One reason for that ebb and flow is that the unlimited access that we have to information keeps us from getting involved in issues on a deeper level in this age of technology. In other words, there are so many different things that we read about that it becomes difficult to really “care” about anything.

It’s much easier to like and share a post from an animal shelter than to volunteer there or give one of the dogs a new home or share a post about coral bleaching in Australia than it is to send them funding to pay for new supplies or tools. As a result, charitable organizations often scrape by with meager funding and few, albeit dedicated, volunteers, even if they are in the midst of a social media firestorm. In the end, our “minimal effort” leads to a “minimal impact” on issues that actually matter. 

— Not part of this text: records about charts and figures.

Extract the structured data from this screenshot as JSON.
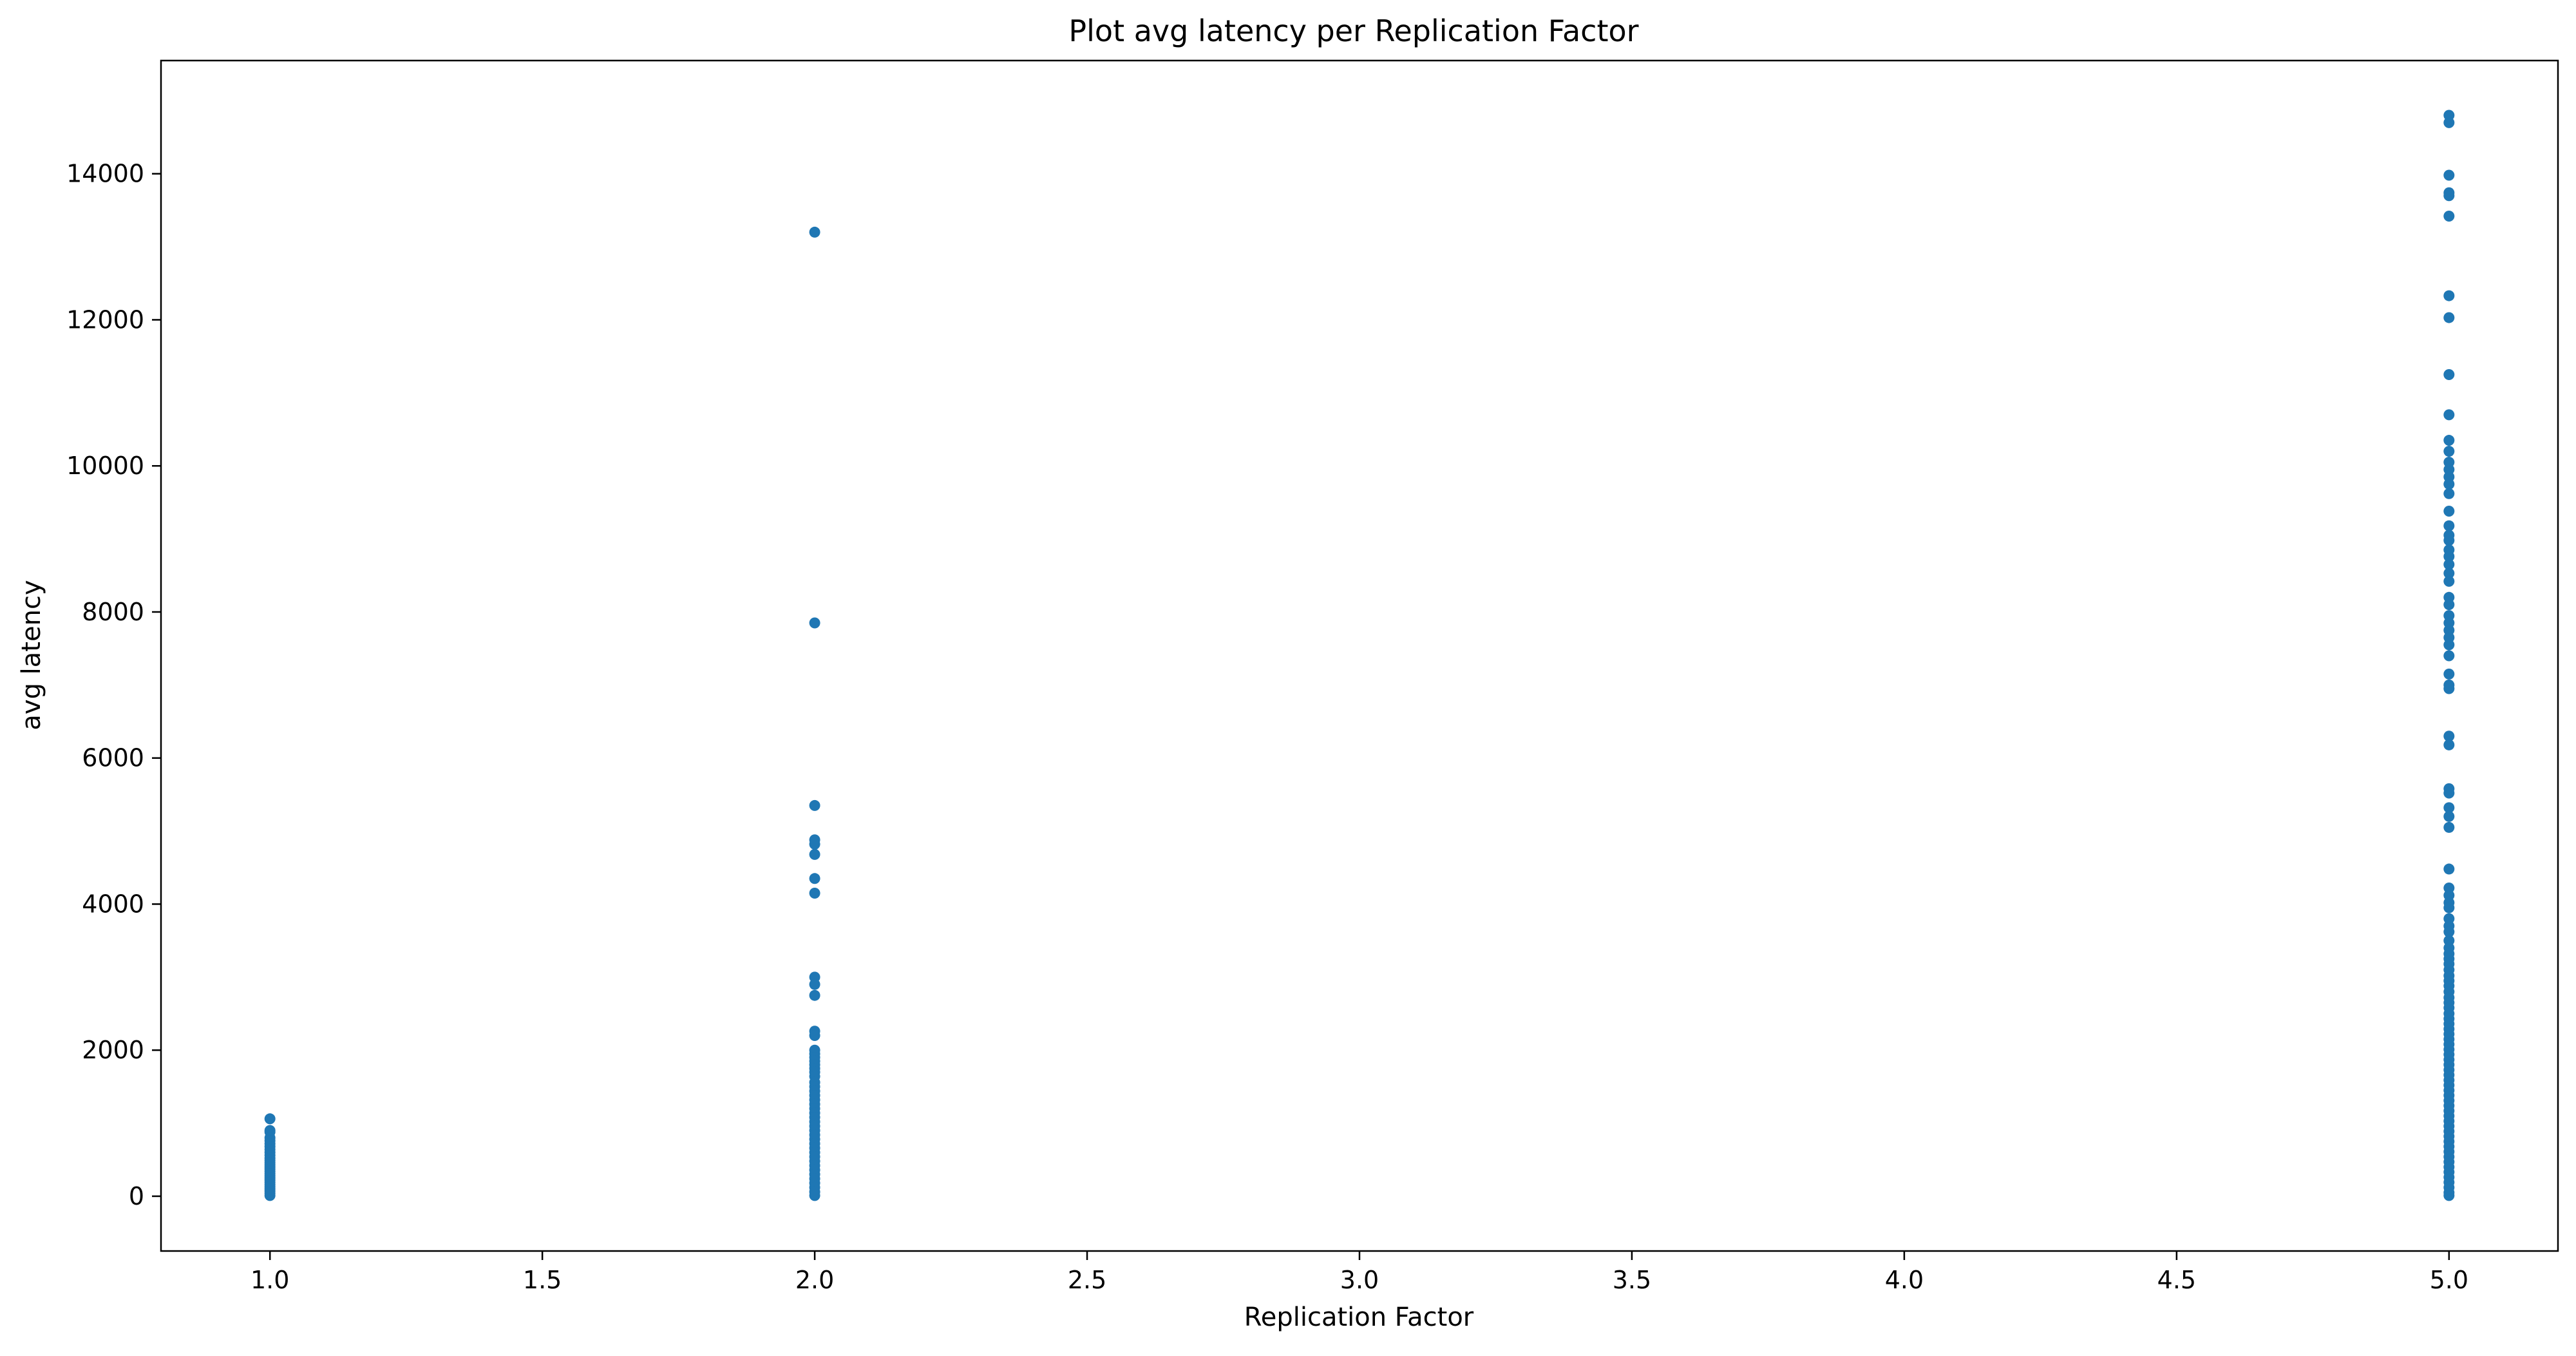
{
  "chart_data": {
    "type": "scatter",
    "title": "Plot avg latency per Replication Factor",
    "xlabel": "Replication Factor",
    "ylabel": "avg latency",
    "xlim": [
      0.8,
      5.2
    ],
    "ylim": [
      -750,
      15550
    ],
    "x_ticks": [
      1.0,
      1.5,
      2.0,
      2.5,
      3.0,
      3.5,
      4.0,
      4.5,
      5.0
    ],
    "x_tick_labels": [
      "1.0",
      "1.5",
      "2.0",
      "2.5",
      "3.0",
      "3.5",
      "4.0",
      "4.5",
      "5.0"
    ],
    "y_ticks": [
      0,
      2000,
      4000,
      6000,
      8000,
      10000,
      12000,
      14000
    ],
    "y_tick_labels": [
      "0",
      "2000",
      "4000",
      "6000",
      "8000",
      "10000",
      "12000",
      "14000"
    ],
    "grid": false,
    "marker_color": "#1f77b4",
    "series": [
      {
        "x": 1.0,
        "y": [
          1060,
          900,
          880,
          800,
          760,
          720,
          680,
          640,
          600,
          560,
          520,
          490,
          460,
          430,
          400,
          370,
          340,
          310,
          280,
          250,
          220,
          190,
          160,
          130,
          100,
          70,
          40,
          10
        ]
      },
      {
        "x": 2.0,
        "y": [
          13200,
          7850,
          5350,
          4880,
          4820,
          4680,
          4350,
          4150,
          3000,
          2900,
          2750,
          2260,
          2200,
          2000,
          1950,
          1900,
          1850,
          1800,
          1750,
          1700,
          1640,
          1560,
          1500,
          1440,
          1380,
          1320,
          1260,
          1200,
          1140,
          1080,
          1020,
          960,
          900,
          840,
          780,
          720,
          660,
          600,
          540,
          480,
          420,
          360,
          300,
          240,
          180,
          120,
          60,
          10
        ]
      },
      {
        "x": 5.0,
        "y": [
          14800,
          14700,
          13980,
          13740,
          13700,
          13420,
          12330,
          12030,
          11250,
          10700,
          10350,
          10200,
          10050,
          9950,
          9850,
          9750,
          9620,
          9380,
          9180,
          9050,
          8980,
          8850,
          8760,
          8650,
          8530,
          8420,
          8200,
          8100,
          7950,
          7850,
          7750,
          7650,
          7550,
          7400,
          7150,
          7000,
          6950,
          6300,
          6180,
          5580,
          5520,
          5320,
          5200,
          5050,
          4480,
          4220,
          4120,
          4020,
          3950,
          3800,
          3700,
          3620,
          3500,
          3400,
          3320,
          3250,
          3180,
          3100,
          3020,
          2950,
          2880,
          2800,
          2720,
          2650,
          2580,
          2500,
          2430,
          2360,
          2290,
          2220,
          2150,
          2080,
          2010,
          1940,
          1870,
          1800,
          1730,
          1660,
          1590,
          1520,
          1450,
          1380,
          1310,
          1240,
          1170,
          1100,
          1030,
          960,
          890,
          820,
          750,
          680,
          610,
          540,
          470,
          400,
          330,
          260,
          190,
          120,
          50,
          10
        ]
      }
    ]
  }
}
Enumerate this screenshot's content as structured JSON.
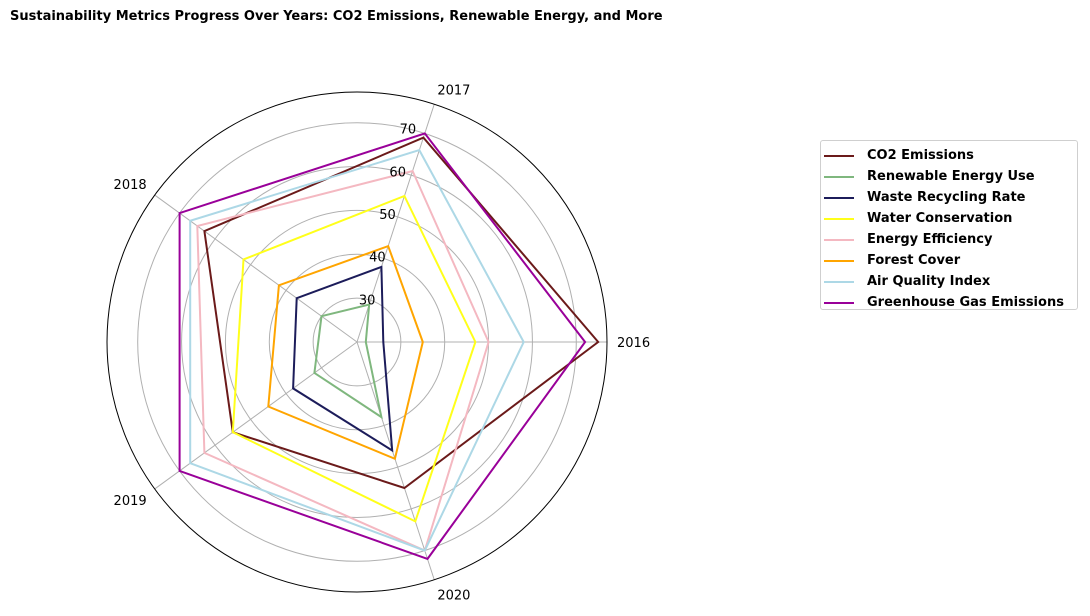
{
  "chart_data": {
    "type": "radar",
    "title": "Sustainability Metrics Progress Over Years: CO2 Emissions, Renewable Energy, and More",
    "categories": [
      "2016",
      "2017",
      "2018",
      "2019",
      "2020"
    ],
    "rlim": [
      20,
      77
    ],
    "r_ticks": [
      30,
      40,
      50,
      60,
      70
    ],
    "grid": true,
    "legend_position": "right",
    "series": [
      {
        "name": "CO2 Emissions",
        "color": "#6b1a1a",
        "values": [
          75,
          69,
          63,
          55,
          55
        ]
      },
      {
        "name": "Renewable Energy Use",
        "color": "#7fb77e",
        "values": [
          22,
          29,
          30,
          32,
          38
        ]
      },
      {
        "name": "Waste Recycling Rate",
        "color": "#1c1c5a",
        "values": [
          26,
          38,
          37,
          38,
          46
        ]
      },
      {
        "name": "Water Conservation",
        "color": "#ffff1a",
        "values": [
          47,
          55,
          52,
          55,
          63
        ]
      },
      {
        "name": "Energy Efficiency",
        "color": "#f4b8c1",
        "values": [
          50,
          61,
          65,
          63,
          70
        ]
      },
      {
        "name": "Forest Cover",
        "color": "#ffa500",
        "values": [
          35,
          43,
          42,
          45,
          48
        ]
      },
      {
        "name": "Air Quality Index",
        "color": "#add8e6",
        "values": [
          58,
          66,
          67,
          67,
          70
        ]
      },
      {
        "name": "Greenhouse Gas Emissions",
        "color": "#990099",
        "values": [
          72,
          70,
          70,
          70,
          72
        ]
      }
    ]
  }
}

It’s easy to give in to the temptation of taking the easy route. I won’t deny it. In fact, I’ll be the first to admit it. Just pressing “Share” and moving on is an easy way to feel good about yourself, even though you aren’t really doing anything.

For example, along with over 28 million other people, I posted a black square on Instagram earlier this year in support of “Blackout Tuesday.” The squares were meant to show solidarity with the BIPOC community following the killing of George Floyd. They were supposed to be a profound gesture of unity. Instead, they ended up being a profound nuisance to the activists trying to make real change, clog up communication lines, and confuse people. Hashtags like #Blacklivesmatter and #BLM changed from valuable areas of information and exchange to a sea of black squares in a matter of hours.

It was all but impossible to make discussion or answer questions about the BLM movement. The “easy route” ended up doing more harm than good. But since when has activism been a simple task? If solving problems like world hunger and climate change were as easy as talking about them on Instagram, they wouldn’t be problems anymore.

No, these issues require much more action than that. There’s a lot more to equality and justice than posting a black square. We should accept the challenge that these problems bring, embrace it even, and strive to make tangible changes in our communities, changes that will have a meaningful impact.

So next time, instead of reposting a thread about climate change and forgetting about it, why not pick up trash in your community afterward, or learn about how our local government is working to reduce emissions? What about making food at a homeless shelter after sharing a photo about it? To truly make a difference, we can’t stop at just liking and sharing; take the extra step, and start being the change you want to see in the world.